[arin-ppml] Policy Proposal 2008-6: Emergency TransferPolicyfor IPv4 Addresses - Last Call

Stephen Sprunk stephen at sprunk.org
Wed Dec 31 22:50:06 EST 2008


Craig Finseth wrote:
>    Kevin Kargel wrote:
>
>    > This still does not obviate the fact that the effect of any
>    > peer-peer transfer policy will be to create an artificial
>    > commodity market for IP addresses, remove recyclable IP addresses
>    > from the fair-chase realm and will force everyone to pay every
>    > penny the market will bear for an IP address.
>    >   
>
>    So you'd prefer a world where IP(v4) addresses can't be had at _any_ 
>    price because there is no incentive for those with excess space to 
>    return any?
>
> IMHO, there will be very few people willing to sell addresses to me at
> a rate that I can afford, given that there are much larger players who
> are willing to pay more to keep me out of the market.
>   

What "larger players" are interested in keeping the State of Minnesota 
"out of the market"?

True, it may be possible that the price will be more than your 
organization can afford -- in which case you'll go to IPv6 and, perhaps, 
get a small "transition" assignment from ARIN for NAT-PT if you don't 
have any other space already or available from your upstream(s) that can 
be used for that purpose.

OTOH, the market will be unable to supply the mega-ISPs with space for 
long, if at all, simply because of their voracious appetites.  They will 
be weighing the cost (and odds) of acquiring space on the open market 
with the cost of moving to IPv6, and IMHO they will, in short order, 
decide that the latter option is cheaper.  Smaller orgs that do not have 
the market power to demand their vendors adopt IPv6 will be able to 
survive on the space that is available on the market -- including what 
the mega-ISPs are able to sell off once their IPv6 transition is underway.

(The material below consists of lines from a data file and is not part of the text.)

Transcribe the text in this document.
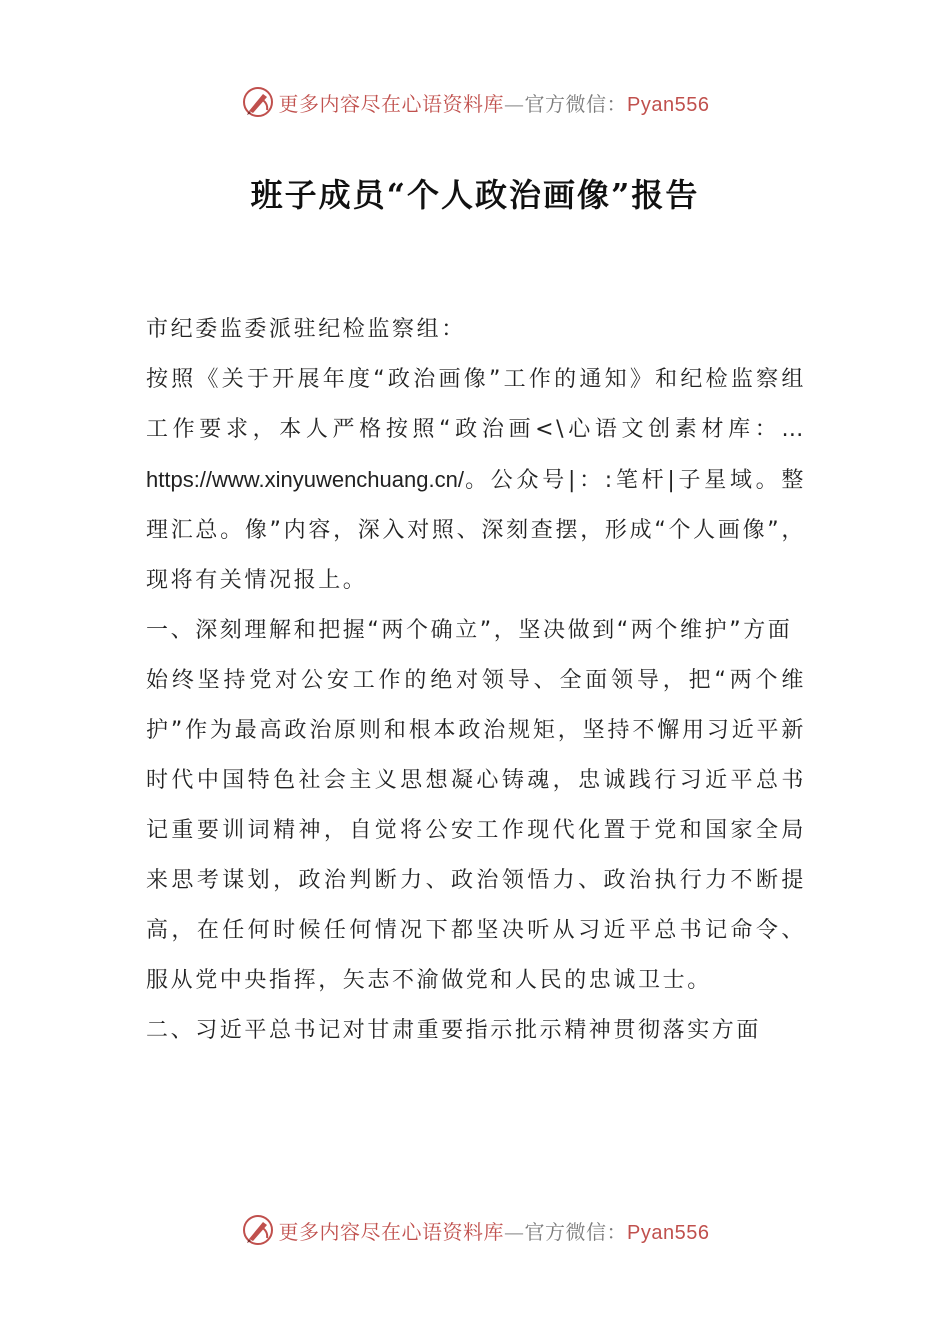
更多内容尽在心语资料库—官方微信：Pyan556
班子成员“个人政治画像”报告

市纪委监委派驻纪检监察组：

按照《关于开展年度“政治画像”工作的通知》和纪检监察组工作要求，本人严格按照“政治画<\心语文创素材库：…https://www.xinyuwenchuang.cn/。公众号|：:笔杆|子星域。整理汇总。像”内容，深入对照、深刻查摆，形成“个人画像”，现将有关情况报上。

一、深刻理解和把握“两个确立”，坚决做到“两个维护”方面

始终坚持党对公安工作的绝对领导、全面领导，把“两个维护”作为最高政治原则和根本政治规矩，坚持不懈用习近平新时代中国特色社会主义思想凝心铸魂，忠诚践行习近平总书记重要训词精神，自觉将公安工作现代化置于党和国家全局来思考谋划，政治判断力、政治领悟力、政治执行力不断提高，在任何时候任何情况下都坚决听从习近平总书记命令、服从党中央指挥，矢志不渝做党和人民的忠诚卫士。

二、习近平总书记对甘肃重要指示批示精神贯彻落实方面

更多内容尽在心语资料库—官方微信：Pyan556
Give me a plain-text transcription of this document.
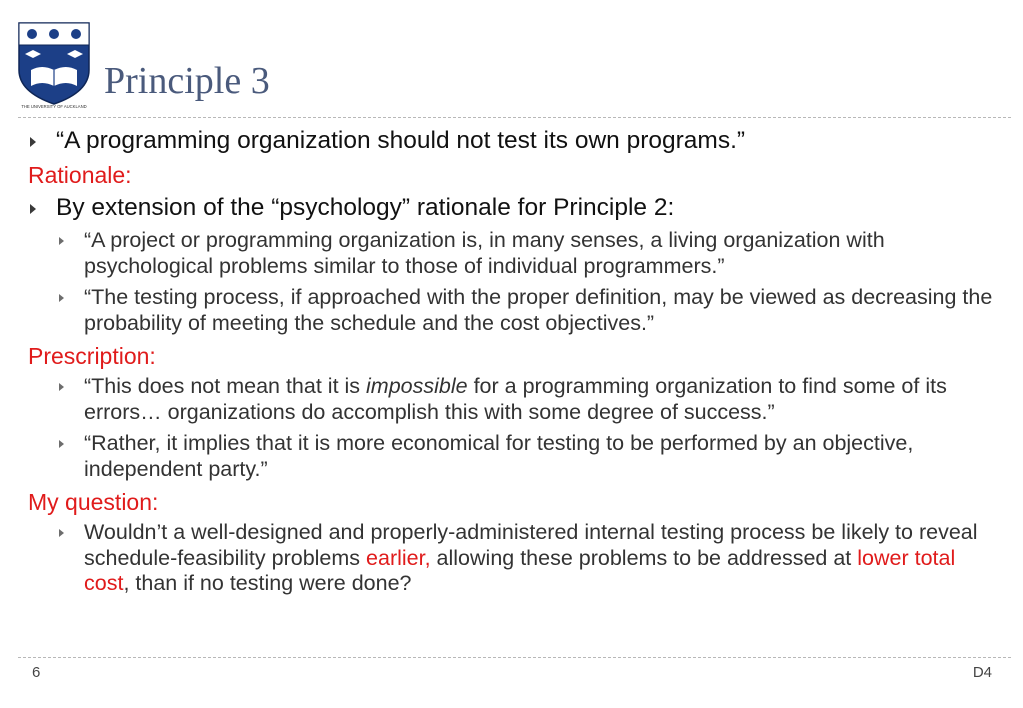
THE UNIVERSITY OF AUCKLAND
Principle 3
“A programming organization should not test its own programs.”
Rationale:
By extension of the “psychology” rationale for Principle 2:
“A project or programming organization is, in many senses, a living organization with psychological problems similar to those of individual programmers.”
“The testing process, if approached with the proper definition, may be viewed as decreasing the probability of meeting the schedule and the cost objectives.”
Prescription:
“This does not mean that it is impossible for a programming organization to find some of its errors… organizations do accomplish this with some degree of success.”
“Rather, it implies that it is more economical for testing to be performed by an objective, independent party.”
My question:
Wouldn’t a well-designed and properly-administered internal testing process be likely to reveal schedule-feasibility problems earlier, allowing these problems to be addressed at lower total cost, than if no testing were done?
6	D4
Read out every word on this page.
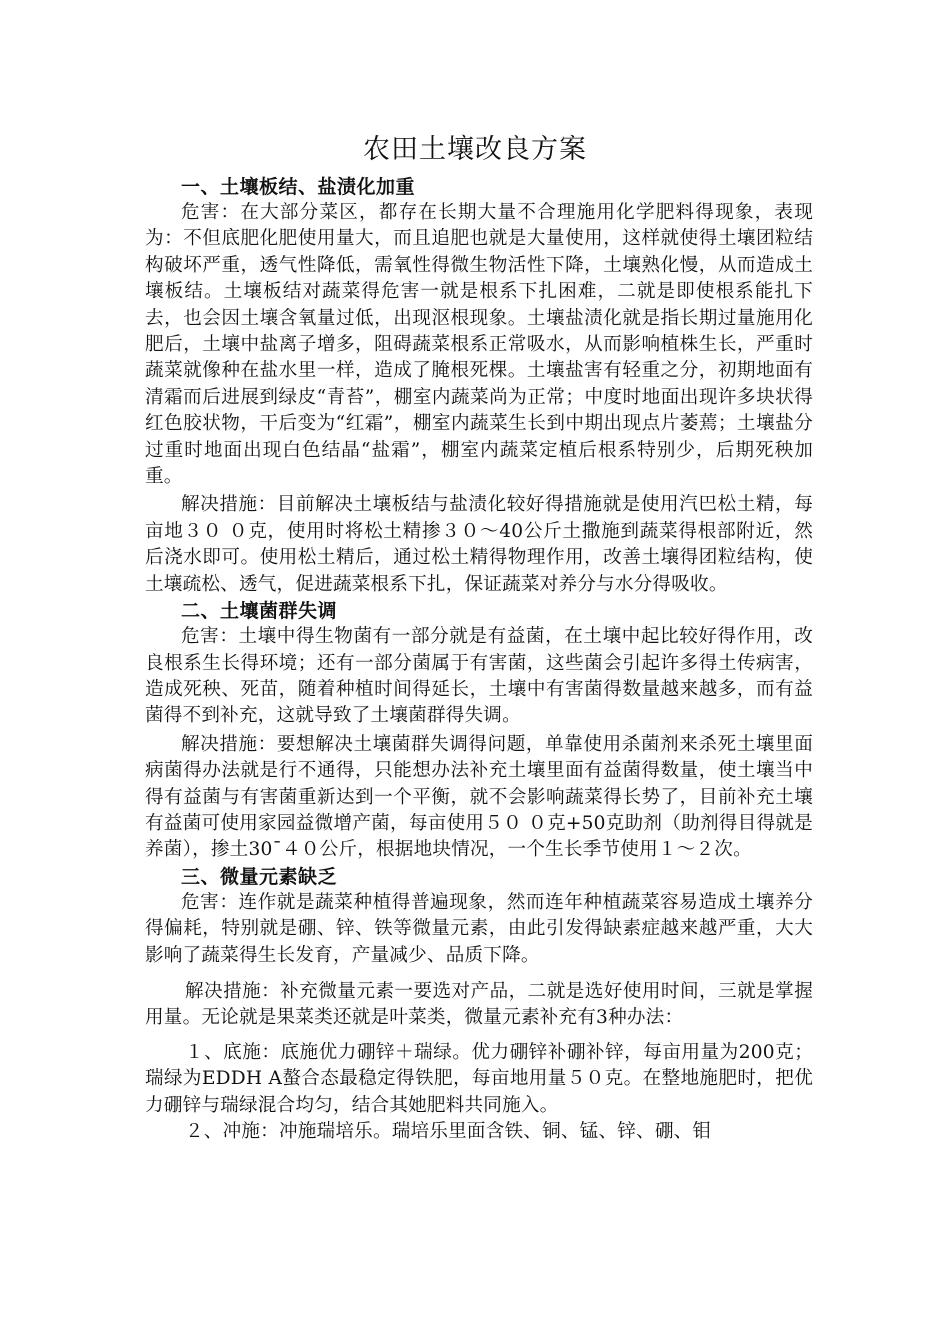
农田土壤改良方案

一、土壤板结、盐渍化加重

危害：在大部分菜区，都存在长期大量不合理施用化学肥料得现象，表现为：不但底肥化肥使用量大，而且追肥也就是大量使用，这样就使得土壤团粒结构破坏严重，透气性降低，需氧性得微生物活性下降，土壤熟化慢，从而造成土壤板结。土壤板结对蔬菜得危害一就是根系下扎困难，二就是即使根系能扎下去，也会因土壤含氧量过低，出现沤根现象。土壤盐渍化就是指长期过量施用化肥后，土壤中盐离子增多，阻碍蔬菜根系正常吸水，从而影响植株生长，严重时蔬菜就像种在盐水里一样，造成了腌根死棵。土壤盐害有轻重之分，初期地面有清霜而后进展到绿皮“青苔”，棚室内蔬菜尚为正常；中度时地面出现许多块状得红色胶状物，干后变为“红霜”，棚室内蔬菜生长到中期出现点片萎蔫；土壤盐分过重时地面出现白色结晶“盐霜”，棚室内蔬菜定植后根系特别少，后期死秧加重。

解决措施：目前解决土壤板结与盐渍化较好得措施就是使用汽巴松土精，每亩地３０ ０克，使用时将松土精掺３０～40公斤土撒施到蔬菜得根部附近，然后浇水即可。使用松土精后，通过松土精得物理作用，改善土壤得团粒结构，使土壤疏松、透气，促进蔬菜根系下扎，保证蔬菜对养分与水分得吸收。

二、土壤菌群失调

危害：土壤中得生物菌有一部分就是有益菌，在土壤中起比较好得作用，改良根系生长得环境；还有一部分菌属于有害菌，这些菌会引起许多得土传病害，造成死秧、死苗，随着种植时间得延长，土壤中有害菌得数量越来越多，而有益菌得不到补充，这就导致了土壤菌群得失调。

解决措施：要想解决土壤菌群失调得问题，单靠使用杀菌剂来杀死土壤里面病菌得办法就是行不通得，只能想办法补充土壤里面有益菌得数量，使土壤当中得有益菌与有害菌重新达到一个平衡，就不会影响蔬菜得长势了，目前补充土壤有益菌可使用家园益微增产菌，每亩使用５０ ０克+50克助剂（助剂得目得就是养菌），掺土30¯４０公斤，根据地块情况，一个生长季节使用１～２次。

三、微量元素缺乏

危害：连作就是蔬菜种植得普遍现象，然而连年种植蔬菜容易造成土壤养分得偏耗，特别就是硼、锌、铁等微量元素，由此引发得缺素症越来越严重，大大影响了蔬菜得生长发育，产量减少、品质下降。

解决措施：补充微量元素一要选对产品，二就是选好使用时间，三就是掌握用量。无论就是果菜类还就是叶菜类，微量元素补充有3种办法：

１、底施：底施优力硼锌＋瑞绿。优力硼锌补硼补锌，每亩用量为200克；瑞绿为EDDH A螯合态最稳定得铁肥，每亩地用量５０克。在整地施肥时，把优力硼锌与瑞绿混合均匀，结合其她肥料共同施入。

２、冲施：冲施瑞培乐。瑞培乐里面含铁、铜、锰、锌、硼、钼
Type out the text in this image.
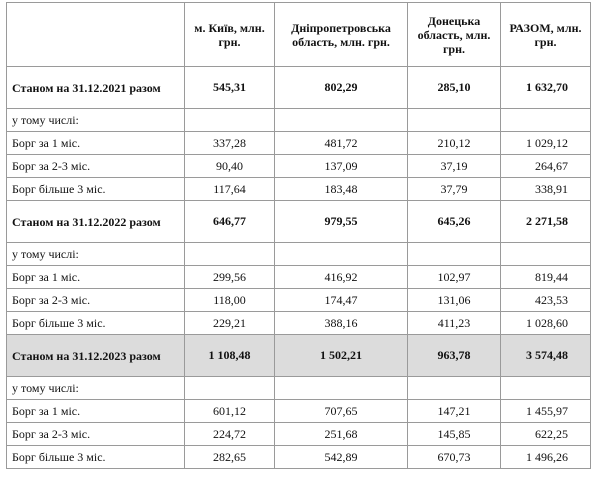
	м. Київ, млн. грн.	Дніпропетровська область, млн. грн.	Донецька область, млн. грн.	РАЗОМ, млн. грн.
Станом на 31.12.2021 разом	545,31	802,29	285,10	1 632,70
у тому числі:				
Борг за 1 міс.	337,28	481,72	210,12	1 029,12
Борг за 2-3 міс.	90,40	137,09	37,19	264,67
Борг більше 3 міс.	117,64	183,48	37,79	338,91
Станом на 31.12.2022 разом	646,77	979,55	645,26	2 271,58
у тому числі:				
Борг за 1 міс.	299,56	416,92	102,97	819,44
Борг за 2-3 міс.	118,00	174,47	131,06	423,53
Борг більше 3 міс.	229,21	388,16	411,23	1 028,60
Станом на 31.12.2023 разом	1 108,48	1 502,21	963,78	3 574,48
у тому числі:				
Борг за 1 міс.	601,12	707,65	147,21	1 455,97
Борг за 2-3 міс.	224,72	251,68	145,85	622,25
Борг більше 3 міс.	282,65	542,89	670,73	1 496,26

>    > I know this will bring vicious flames from those wanting to make
>    > profits trading IP addresses,
>
>    Many, many folks have an entirely different motive: freeing up address 
>    space that _other_ people currently hold.  I have no profit interest in 
>    address markets; I just want to make sure that, if someone wants 
>    addresses badly enough, they are able to get them.  I do not feel that, 
>    without incentive, the people who have them currently will be willing to 
>    part with them -- and what legal authority ARIN has to forcibly take 
>    them (to give to others) is, for now at least, unclear.
>
> Personally, I think that a transfer policy will achieve the goal of
> enabling hoarders: in other words, they will go to the people who can
> pay more for them than to the people who will use them.
>   

The policy still requires that the recipient justify the space they are 
to receive, so I'm not sure I agree with this statement.  Of course, 
there is a wide gap between what is "justified" and what is truly 
"required"; you can "justify" public space for hosts that can as easily 
be put behind a NAT box on RFC 1918 space, so wiggle room does exist, 
but why would someone pay an (according to you) exorbitant price for 
something they do not plan to use nor which will have much value in a 
few years after the IPv6 transition is actually underway?

> And the people who can pay more for them are the larger players, and this will give them a _dis_incentive to go to IPv6.
>   

My view is that they will go to IPv6 as soon as it's cheaper than 
staying on IPv4.  An address market which increases the cost of the 
latter will, hopefully, pull in that date rather than push it out.

>    > but I honestly do not believe it would be good for the community.
>    >   
>
>    Do you really think complete IPv4 exhaustion is better for the 
>    community?  Or a widespread black market of address sales that _aren't_ 
>    registered with ARIN?  Those are the only two other options and, as much 
>    as I dislike the idea of an address market, I believe it to be less bad 
>    than the alternatives.
>
> The black market exists on a small scale, but I don't see the larger
> players participating.  For example, I don't see major US ISPs buying
> addresses on the black market.
>   

... because they don't need to.  The only reason I can think of 
participating in the black market today is if one _can't_ justify 
address space and therefore get it for next to nothing from ARIN.  That 
will change, though, when ARIN no longer has any more space to give away.